A autarca sublinhou que nas habitações em que a Câmara tem responsabilidade, «a decisão é fazer a recuperação e integrar as pessoas em segurança».
Entretanto, as casas desocupadas estão «escondidas» por um tapume que, segundo moradores do bairro, apenas serve para esconder a desgraça do olhar das pessoas.
«Com o taipal ainda foi pior. As pessoas escondem-se lá dentro e fazem o que querem», disse à Lusa um morador.
Quem olha para lá do tapume encontra um cenário desolador. As habitações estão pintadas com graffitis, cheias de entulho, colchões, sofás, pratas queimadas e seringas usadas.
«Parece Beirute», disse o autarca de Campolide, lembrando que o bairro da Liberdade, apesar de ter alguma «má fama», era «perfeitamente seguro».
Com o fim do Casal Ventoso, os toxicodependentes ficaram sem abrigo e começaram a utilizar as estruturas desabitadas no bairro para consumo de droga e para passarem a noite, sustentou o autarca, contando que «há pessoas a injectar-se a céu aberto».

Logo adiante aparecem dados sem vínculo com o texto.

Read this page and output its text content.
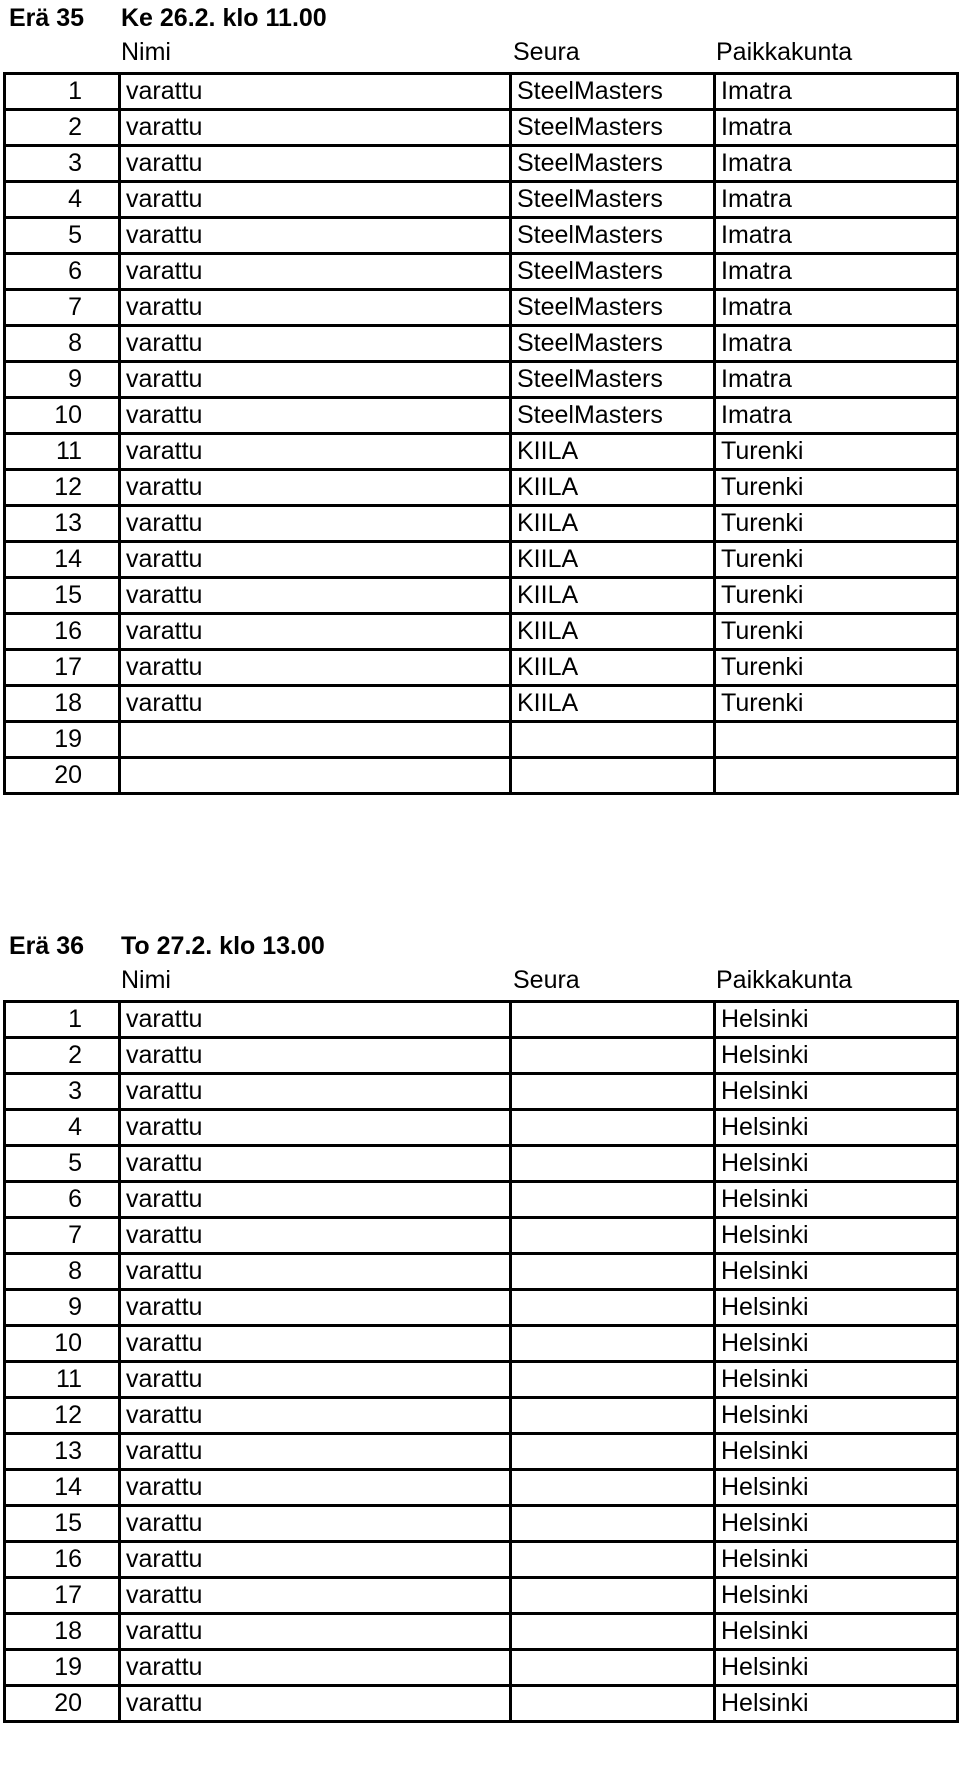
Erä 35 Ke 26.2. klo 11.00
Nimi	Seura	Paikkakunta
1	varattu	SteelMasters	Imatra
2	varattu	SteelMasters	Imatra
3	varattu	SteelMasters	Imatra
4	varattu	SteelMasters	Imatra
5	varattu	SteelMasters	Imatra
6	varattu	SteelMasters	Imatra
7	varattu	SteelMasters	Imatra
8	varattu	SteelMasters	Imatra
9	varattu	SteelMasters	Imatra
10	varattu	SteelMasters	Imatra
11	varattu	KIILA	Turenki
12	varattu	KIILA	Turenki
13	varattu	KIILA	Turenki
14	varattu	KIILA	Turenki
15	varattu	KIILA	Turenki
16	varattu	KIILA	Turenki
17	varattu	KIILA	Turenki
18	varattu	KIILA	Turenki
19			
20			
Erä 36 To 27.2. klo 13.00
Nimi	Seura	Paikkakunta
1	varattu		Helsinki
2	varattu		Helsinki
3	varattu		Helsinki
4	varattu		Helsinki
5	varattu		Helsinki
6	varattu		Helsinki
7	varattu		Helsinki
8	varattu		Helsinki
9	varattu		Helsinki
10	varattu		Helsinki
11	varattu		Helsinki
12	varattu		Helsinki
13	varattu		Helsinki
14	varattu		Helsinki
15	varattu		Helsinki
16	varattu		Helsinki
17	varattu		Helsinki
18	varattu		Helsinki
19	varattu		Helsinki
20	varattu		Helsinki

O autarca revelou que há seis semanas houve um crime de homicídio em Vila Ferro, o que já não acontecia há 30 anos, e também já ocorreu um incêndio numa casa abandonada.
Comerciante no bairro há 45 anos, Fernando Salgueiro contou à Lusa que o abandono das casas levou muitos toxicodependentes para o bairro.
«Isto agora é o novo Casal Ventoso», sublinhou o comerciante, que viu o seu negócio arruinar-se com a saída das pessoas do bairro.
Aida Cruz, 70 anos, tinha uma peixaria na rua que teve de abandonar há quatro anos. Desde essa altura recebe uma compensação mensal de 500 euros da autarquia pelo fecho do estabelecimento.
A comerciante, que vendia peixe no bairro há meio século, mostrou à Lusa o estado em que lhe deixaram a peixaria: entulho por todo o lado, vidros partidos, folhas de livros das finanças espalhadas pelo chão, ombreiras das portas e janelas arrancadas.
«Eu quando entro aqui até fico doente. Isto estava espectacular e agora está tudo destruído. Até tiveram o prazer em descascar os fios da electricidade», disse Aida Cruz, comentando enervada: «É o Iraque autêntico».
Belmira Gonçalves, 53 anos, está entre os poucos moradores que, para já, vai regressar ao bairro, depois de ter feito dois pedidos à autarquia - o último em Julho do ano passado - para voltar à sua casa, o que foi concedido em Fevereiro.
O edifício onde mora não foi alvo de actos de vandalismo porque o estabelecimento do rés-do-chão manteve-se em funcionamento, contou a moradora, que não consegue esconder a satisfação de poder voltar ao bairro onde morou toda a vida.
«Sinto que é bom para mim, porque vou para a minha casa, e para a Câmara que está a gastar 850 euros por mês com o aluguer da casa onde estou a morar em Benfica», sublinhou.
Durante os quase quatro anos que viveu em Benfica, Belmira Gonçalves continuou a pagar uma renda de 300 euros pela casa no bairro da Liberdade, onde tinha investido 10 mil euros em obras de recuperação.
A moradora apenas lamentou que a Câmara só lhe tenha dado um mês para deixar a casa em Benfica e fazer a mudança.